Dana Gas Restructuring: Collateral Damage - "Islamic" Finance

By asserting that changing Shari’ah interpretations can void a borrower’s existing legal obligation to pay principal and “profit” as well as adhere to covenants, DG’s strategy strikes directly at the heart of “Islamic” finance by creating fundamental uncertainty about the legal validity of “Islamic” transactions. 
Simply put, the result of a DG victory is that “Islamic” legal documentation couldnot  be relied on.
Who is affected? 
Here are three potential key affected parties along with some idea of potential injuries. 
  • Existing investors whose Sukuk become subject to fundamental uncertainty.  If the market in general were to mark down these transactions due to the uncertainty, investors (including financial institutions that hold Sukuk as investments) could suddenly lose substantial amounts.  For those investors unlucky enough to be holding the Sukuk of DG or a copycat obligor, value loss could be more substantial as debts and interest are repudiated. 
  • Existing and potential borrowers who prefer or depend on this form of financing could well find it much more expensive (higher required profit rates, additional collateral, etc.), assuming that finance were available at all.   In some cases skittish investors may decide to exercise rights to accelerate repayment rather than forebear to avoid being caught by a surprise alleged re-interpretation of Shari’ah.  
  • Shari’ah experts, commercial and investment banks, legal firms, and other entities who structure and place “Islamic” finance transactions could well see a significant drop in business.
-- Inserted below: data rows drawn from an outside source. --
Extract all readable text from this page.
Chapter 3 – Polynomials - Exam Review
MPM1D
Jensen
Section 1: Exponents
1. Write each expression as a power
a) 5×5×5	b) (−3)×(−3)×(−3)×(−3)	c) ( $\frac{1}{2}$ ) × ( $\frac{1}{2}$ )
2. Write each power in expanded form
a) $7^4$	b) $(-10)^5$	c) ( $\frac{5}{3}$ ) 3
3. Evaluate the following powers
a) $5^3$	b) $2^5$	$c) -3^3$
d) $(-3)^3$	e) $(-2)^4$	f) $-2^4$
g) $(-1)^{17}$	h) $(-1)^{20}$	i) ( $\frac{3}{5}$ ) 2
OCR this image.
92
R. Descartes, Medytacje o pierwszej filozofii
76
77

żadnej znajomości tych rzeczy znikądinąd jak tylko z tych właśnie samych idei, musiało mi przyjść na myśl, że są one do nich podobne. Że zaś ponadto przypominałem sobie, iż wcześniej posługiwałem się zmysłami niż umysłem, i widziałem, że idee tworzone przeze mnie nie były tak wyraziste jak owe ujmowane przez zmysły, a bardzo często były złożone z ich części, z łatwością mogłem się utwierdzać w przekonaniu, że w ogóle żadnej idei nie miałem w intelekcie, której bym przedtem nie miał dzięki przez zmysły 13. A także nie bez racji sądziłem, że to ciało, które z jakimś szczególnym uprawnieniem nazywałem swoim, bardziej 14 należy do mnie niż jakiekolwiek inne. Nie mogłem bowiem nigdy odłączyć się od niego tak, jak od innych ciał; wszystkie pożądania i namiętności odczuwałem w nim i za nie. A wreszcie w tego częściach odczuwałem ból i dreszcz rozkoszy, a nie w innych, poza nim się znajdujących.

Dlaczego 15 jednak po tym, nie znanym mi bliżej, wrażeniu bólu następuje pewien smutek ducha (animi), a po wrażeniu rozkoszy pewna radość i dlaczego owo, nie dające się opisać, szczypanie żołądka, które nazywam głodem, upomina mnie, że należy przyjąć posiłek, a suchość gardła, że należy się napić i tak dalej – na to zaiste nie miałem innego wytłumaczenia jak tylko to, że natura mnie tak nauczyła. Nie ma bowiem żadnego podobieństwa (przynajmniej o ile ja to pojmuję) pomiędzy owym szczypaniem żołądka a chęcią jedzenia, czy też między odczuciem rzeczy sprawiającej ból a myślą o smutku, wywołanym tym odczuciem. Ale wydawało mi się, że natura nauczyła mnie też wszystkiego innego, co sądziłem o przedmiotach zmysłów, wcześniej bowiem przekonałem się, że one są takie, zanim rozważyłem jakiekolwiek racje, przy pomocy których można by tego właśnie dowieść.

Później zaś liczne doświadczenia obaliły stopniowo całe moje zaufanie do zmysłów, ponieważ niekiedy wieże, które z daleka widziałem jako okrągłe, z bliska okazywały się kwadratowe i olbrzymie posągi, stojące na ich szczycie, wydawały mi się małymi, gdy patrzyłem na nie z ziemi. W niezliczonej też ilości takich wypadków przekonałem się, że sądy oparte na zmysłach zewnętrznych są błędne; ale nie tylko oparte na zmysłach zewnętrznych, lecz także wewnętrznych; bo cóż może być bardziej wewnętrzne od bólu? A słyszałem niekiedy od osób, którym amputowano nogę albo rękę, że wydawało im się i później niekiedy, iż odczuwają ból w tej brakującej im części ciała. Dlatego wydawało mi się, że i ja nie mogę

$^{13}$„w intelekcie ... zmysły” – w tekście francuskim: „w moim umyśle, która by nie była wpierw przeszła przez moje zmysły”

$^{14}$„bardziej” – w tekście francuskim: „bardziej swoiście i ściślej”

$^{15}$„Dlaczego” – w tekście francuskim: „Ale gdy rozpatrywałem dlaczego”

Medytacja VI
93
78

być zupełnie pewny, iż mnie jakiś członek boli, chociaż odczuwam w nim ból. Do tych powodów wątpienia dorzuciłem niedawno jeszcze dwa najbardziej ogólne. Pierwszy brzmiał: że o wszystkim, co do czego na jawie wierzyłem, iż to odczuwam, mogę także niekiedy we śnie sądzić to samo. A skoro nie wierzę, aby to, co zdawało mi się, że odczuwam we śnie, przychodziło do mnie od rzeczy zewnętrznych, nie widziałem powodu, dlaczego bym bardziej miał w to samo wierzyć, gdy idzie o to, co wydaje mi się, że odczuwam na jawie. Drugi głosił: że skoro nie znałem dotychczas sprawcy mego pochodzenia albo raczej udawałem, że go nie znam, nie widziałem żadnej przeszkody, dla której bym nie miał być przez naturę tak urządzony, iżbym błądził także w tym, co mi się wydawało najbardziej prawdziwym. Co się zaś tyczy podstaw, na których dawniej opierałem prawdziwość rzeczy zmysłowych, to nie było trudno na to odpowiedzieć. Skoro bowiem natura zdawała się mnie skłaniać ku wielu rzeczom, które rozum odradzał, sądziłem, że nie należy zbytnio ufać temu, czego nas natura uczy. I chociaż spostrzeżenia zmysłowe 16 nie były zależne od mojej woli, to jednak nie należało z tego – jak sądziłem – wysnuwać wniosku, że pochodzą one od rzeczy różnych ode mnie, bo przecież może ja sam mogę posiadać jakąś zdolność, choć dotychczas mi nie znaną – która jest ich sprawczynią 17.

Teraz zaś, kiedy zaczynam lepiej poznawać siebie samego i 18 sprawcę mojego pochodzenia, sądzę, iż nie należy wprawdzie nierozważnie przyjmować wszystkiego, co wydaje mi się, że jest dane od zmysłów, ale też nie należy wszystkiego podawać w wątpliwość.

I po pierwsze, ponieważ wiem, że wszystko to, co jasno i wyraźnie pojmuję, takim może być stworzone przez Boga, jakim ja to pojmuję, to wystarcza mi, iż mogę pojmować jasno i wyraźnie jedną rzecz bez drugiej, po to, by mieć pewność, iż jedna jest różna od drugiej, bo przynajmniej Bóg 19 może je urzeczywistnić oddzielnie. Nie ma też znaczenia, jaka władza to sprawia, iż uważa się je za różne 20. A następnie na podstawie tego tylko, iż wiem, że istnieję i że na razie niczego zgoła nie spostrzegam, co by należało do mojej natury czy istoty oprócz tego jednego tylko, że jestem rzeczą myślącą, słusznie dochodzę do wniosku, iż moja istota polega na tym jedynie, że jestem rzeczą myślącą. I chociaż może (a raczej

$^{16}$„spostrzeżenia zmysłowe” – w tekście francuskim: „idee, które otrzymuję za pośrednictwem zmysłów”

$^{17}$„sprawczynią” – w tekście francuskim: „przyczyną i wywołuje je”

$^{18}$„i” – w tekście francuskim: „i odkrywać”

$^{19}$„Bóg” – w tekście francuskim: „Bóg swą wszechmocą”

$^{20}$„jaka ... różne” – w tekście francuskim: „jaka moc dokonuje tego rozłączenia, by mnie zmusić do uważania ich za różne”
All of the above have a strong motive to oppose DG’s maneuver as well as individuals and entities with primarily religious and not economic reasons for promoting “Islamic” finance. 
At least three parties have already spoken out.
  • Shari’ah law experts have begun to challenge DG’s position.  Sheikh Yusuf Talal DeLorenzo (USA) and Mohamad Akram Laldin (Malaysia) as per Reuters both not based in the GCC.  For those who don’t know, there is no central Shari’ah authority.  There is no Rome or Pope in Islam. 
  • In a 22 June press release Fitch Ratings have in effect stated that they do not accept DG’s interpretation/assertion: “We believe our current assumption that sharia compliance typically does not have credit implications for Fitch-rated sukuk remains appropriate”.  More importantly Fitch have noted the results if DG’s position is legally upheld: “For this reason, if non-compliance had credit implications and such implications cannot be quantified under our criteria for rating sukuk, instruments may not be rateable”.  If instruments are not rateable, the impact is twofold: (1) higher pricing and (2) less demand.  
  • On 27 June Moody’s issued a statement (because this is paywalled, I’m using a press report) which quoted it as follows:  Although Dana Gas is a small issuer in the UAE market, the credit implications of a court decision in its favour would test Sukuk regulatory and legal frameworks beyond Dana Gas as an issuer or the UAE as a jurisdiction.”  And “The implications [of “illegality” voiding responsibility to repay] include concerns about the legality of existing Sukuk and the effect on their issuers, the role and authority of Shari'ah boards, the responsibilities of the lead arrangers’ due diligence on the issuances, our approach to analysing Sukuk structures, and the liquidity of Sukuk markets.
AA suspects that many more third parties will join the chorus.